What other projects they abandoned do you see as so critical that it would break Microsoft?

[–] Hudell@lemmy.dbzer0.com 1 points 3 hours ago

Windows Live Writer, obviously.

[–] badgermurphy@lemmy.world 2 points 16 hours ago

I think that Microsoft will continue in some form regardless of what happens with this bubble because they have huge amounts of physical assets and cash on hand.

That said, their market position in any given sector they're in might not be as invincible as it seems. There are corporations that were titans of their industries, including technology, that either don't exist or are ghosts of their former selves all in far less than a lifetime.

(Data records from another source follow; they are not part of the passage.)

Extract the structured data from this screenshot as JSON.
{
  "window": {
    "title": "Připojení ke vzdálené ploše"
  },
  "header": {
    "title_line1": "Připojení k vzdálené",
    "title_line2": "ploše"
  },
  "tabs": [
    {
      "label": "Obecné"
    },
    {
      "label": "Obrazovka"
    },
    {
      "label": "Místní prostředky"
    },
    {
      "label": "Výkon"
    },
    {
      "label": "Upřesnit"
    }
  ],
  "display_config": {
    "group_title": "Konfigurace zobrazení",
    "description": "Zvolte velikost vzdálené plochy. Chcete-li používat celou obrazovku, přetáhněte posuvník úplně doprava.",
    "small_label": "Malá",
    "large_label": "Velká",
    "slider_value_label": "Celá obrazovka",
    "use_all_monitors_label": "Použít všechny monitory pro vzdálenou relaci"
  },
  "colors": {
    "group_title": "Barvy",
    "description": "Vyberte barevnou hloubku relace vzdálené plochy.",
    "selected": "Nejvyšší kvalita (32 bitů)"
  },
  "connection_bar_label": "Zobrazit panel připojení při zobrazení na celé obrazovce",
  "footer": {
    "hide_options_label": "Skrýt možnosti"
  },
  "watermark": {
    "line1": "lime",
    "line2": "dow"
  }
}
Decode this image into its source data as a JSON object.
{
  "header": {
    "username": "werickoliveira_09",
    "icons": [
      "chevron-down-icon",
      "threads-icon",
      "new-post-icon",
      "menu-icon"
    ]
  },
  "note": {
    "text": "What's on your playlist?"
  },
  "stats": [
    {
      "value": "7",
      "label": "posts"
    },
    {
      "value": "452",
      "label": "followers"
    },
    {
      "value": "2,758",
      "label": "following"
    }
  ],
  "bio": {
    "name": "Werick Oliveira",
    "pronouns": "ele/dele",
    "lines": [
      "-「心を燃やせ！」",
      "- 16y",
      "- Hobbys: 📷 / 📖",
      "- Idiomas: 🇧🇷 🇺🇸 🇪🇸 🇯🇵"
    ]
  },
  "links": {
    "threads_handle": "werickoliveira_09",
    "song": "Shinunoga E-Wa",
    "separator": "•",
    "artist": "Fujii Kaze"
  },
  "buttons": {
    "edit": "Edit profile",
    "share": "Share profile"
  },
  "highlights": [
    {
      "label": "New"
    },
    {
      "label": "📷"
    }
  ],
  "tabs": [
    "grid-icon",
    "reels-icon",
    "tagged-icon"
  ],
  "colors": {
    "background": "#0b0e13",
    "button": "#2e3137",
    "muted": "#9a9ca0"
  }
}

Kodak, Xerox, Bell Labs, IBM, and Yahoo all looked like unstoppable juggernauts when I was a kid, and my own kids haven't even heard of some of them.

[–] z3rOR0ne@lemmy.ml 1 points 1 day ago

Copilot, Github, LinkedIn, ChatGPT are the ones that come to mind. All of them have started to degrade in quality in one way or another, and with the exception of LinkedIn, they all have competitors that could potentially, over the long haul, could dismantle Microsoft. They're also running out of places to extend and extinguish.

It probably won't happen in one or two lifetimes, but enough cracks in a dam accumulate and eventually the whole thing breaks.